一体、また一体、腐肉の塊が崩れ落ちていく。
「松浦、まだ動けるか?」
「まだ……いや、嘘をつける余裕もなくなってきました。
両足、両腕、共に動きません」
ジャックが集団に切り込む。
その触手は、確かに敵の位置を捉えているのだが、何か位置ではない別の概念でズレが起きているかのように、スルリとすり抜ける。
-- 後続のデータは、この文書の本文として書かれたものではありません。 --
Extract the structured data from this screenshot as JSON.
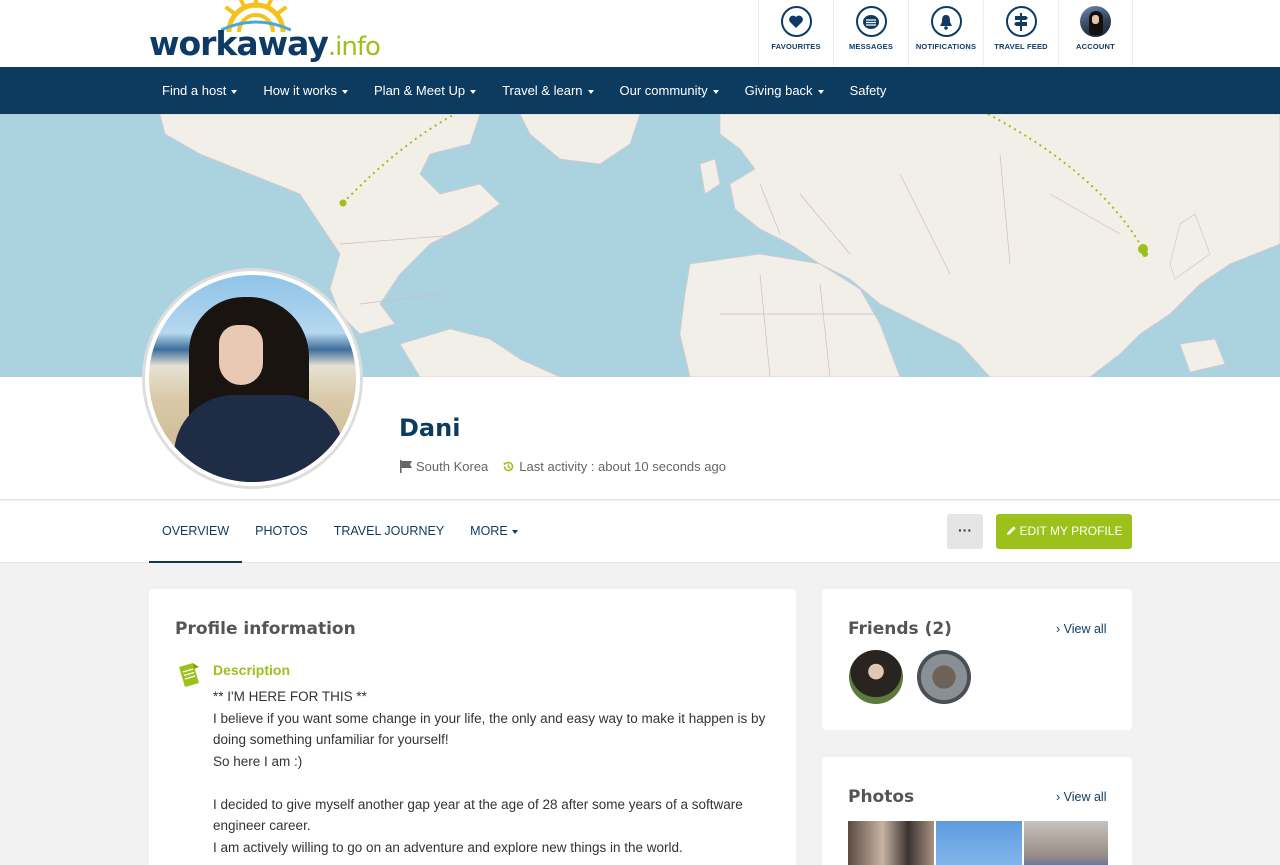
{
  "brand": {
    "logo_main": "workaway",
    "logo_suffix": ".info"
  },
  "top_icons": [
    {
      "label": "FAVOURITES",
      "icon": "heart-icon"
    },
    {
      "label": "MESSAGES",
      "icon": "envelope-icon"
    },
    {
      "label": "NOTIFICATIONS",
      "icon": "bell-icon"
    },
    {
      "label": "TRAVEL FEED",
      "icon": "signpost-icon"
    },
    {
      "label": "ACCOUNT",
      "icon": "avatar"
    }
  ],
  "nav": [
    {
      "label": "Find a host",
      "dropdown": true
    },
    {
      "label": "How it works",
      "dropdown": true
    },
    {
      "label": "Plan & Meet Up",
      "dropdown": true
    },
    {
      "label": "Travel & learn",
      "dropdown": true
    },
    {
      "label": "Our community",
      "dropdown": true
    },
    {
      "label": "Giving back",
      "dropdown": true
    },
    {
      "label": "Safety",
      "dropdown": false
    }
  ],
  "profile": {
    "name": "Dani",
    "country": "South Korea",
    "last_activity": "Last activity : about 10 seconds ago"
  },
  "tabs": [
    {
      "label": "OVERVIEW",
      "active": true
    },
    {
      "label": "PHOTOS",
      "active": false
    },
    {
      "label": "TRAVEL JOURNEY",
      "active": false
    },
    {
      "label": "MORE",
      "active": false
    }
  ],
  "actions": {
    "more_label": "···",
    "edit_label": "EDIT MY PROFILE"
  },
  "profile_info": {
    "title": "Profile information",
    "description_title": "Description",
    "description": [
      "** I'M HERE FOR THIS **",
      "I believe if you want some change in your life, the only and easy way to make it happen is by doing something unfamiliar for yourself!",
      "So here I am :)",
      "",
      "I decided to give myself another gap year at the age of 28 after some years of a software engineer career.",
      "I am actively willing to go on an adventure and explore new things in the world."
    ]
  },
  "friends": {
    "title": "Friends (2)",
    "view_all": "View all"
  },
  "photos": {
    "title": "Photos",
    "view_all": "View all"
  },
  "colors": {
    "brand_navy": "#0d3b5f",
    "brand_green": "#9cc11b",
    "map_water": "#aad3df",
    "map_land": "#f2efe9"
  }
}
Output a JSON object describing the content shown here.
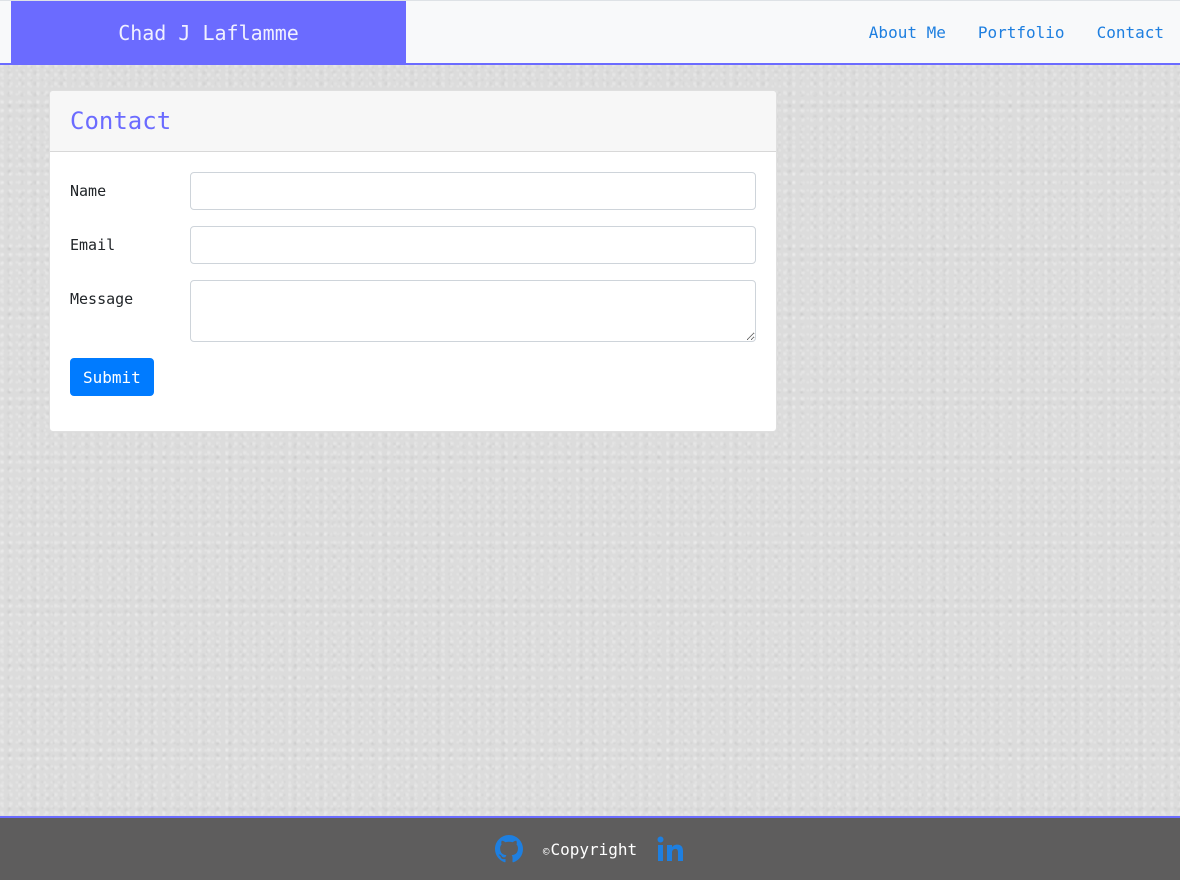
{
  "navbar": {
    "brand": "Chad J Laflamme",
    "links": [
      "About Me",
      "Portfolio",
      "Contact"
    ]
  },
  "contact_card": {
    "title": "Contact",
    "fields": {
      "name": {
        "label": "Name",
        "value": ""
      },
      "email": {
        "label": "Email",
        "value": ""
      },
      "message": {
        "label": "Message",
        "value": ""
      }
    },
    "submit_label": "Submit"
  },
  "footer": {
    "copyright_symbol": "©",
    "copyright_text": "Copyright",
    "icons": [
      "github-icon",
      "linkedin-icon"
    ]
  },
  "colors": {
    "brand": "#6b6bff",
    "nav_link": "#1e7fe0",
    "button": "#007bff",
    "footer_bg": "#5e5d5d"
  }
}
「警戒レベルがどうたらあいつらが呟きだしてから、ずっとあんな調子だな」
「一通り戦闘の様子を観察していますが、打開策は全くわかりません。
アレクサンドリアさんによると、彼らはデータから外れた位置に移動したそうです」
「随分長いこと、訳のわからんものとばかり付き合ってきたつもりだが、今回は本当に微塵もわからん」
「ですが、彼らが我々の仮定通り、この世界の修正プログラムであるとしたら、我々が行ってきた行為はやはり間違いではなかったのでしょう」
「まあ、バグが出れば修正パッチを作るのが、プログラマの務めだな。
それをプログラム自体にやらせてるのが、奴らのイカれてるところだが。
兎に角、俺たちはあいつらを少しでも困らせてやれたんだ。
それは誇りに思うぜ」
咳払いをして、ガードレールの陰から松原が立ち上がる。
「店長、顔を出さないで下さい!」
「なあに、今更死ぬ死なないなんて気にしてる場合じゃねぇだろ。
俺は殺人未遂犯だぞ。
……ジャックもお前も駄目となれば、動けるのは俺だけだ」
威嚇射撃が松原の頬をかすった。
『………一番身長の高い右から三番目と、その左隣りが瑛太に気がついた。
裏通りに入ると思う』
イヤホンを通して、麗華が松原に現状の説明をした。
松原が肥満気味の体を引きずって走る。
「肉の壁になって死ねってことか」
『………そう、早く死んで』
「……済まなかったな。
本当に」
裏通りを目指す松原。
別の角度から、敵が走りこむのがチラリと見えた。
このままの速度を保てば、松原が先に通りの中に入る。
松原は初めて対峙した時から薄々感じてはいたが、敵が手加減をしている事を確証した。
「お前ら、来るとき、ワープしてたろ。
クソッ、舐め腐りやがって!」
松原の息が切れる。
姿勢が前に傾き、だんだんと足が自身のスピードについて行けなくなる。
松原は足を止めた。
「どうにでもなれ」
一つ深呼吸をしてから、全速力で走り出す。
松原の視界が白くなり始めた頃、裏通りを真っ直ぐ走る銃を持った男達と、その裏通りの横道を駆け抜ける松原が至近距離まで接近した。
「クォラァッ!!」
松原の肩が男の鳩尾に食い込む。
松原はそのままの勢いで自身の全体重を敵に食い込ませた。
そのまま地面に倒れこむ両者。
松原の肩が外れ、敵の肋骨が折れて肺に突き刺さった。
「……なんだよ、こいつら人間じゃねぇか」
その言葉を最後に、もう一人の敵の発砲によって、松原は息絶えた。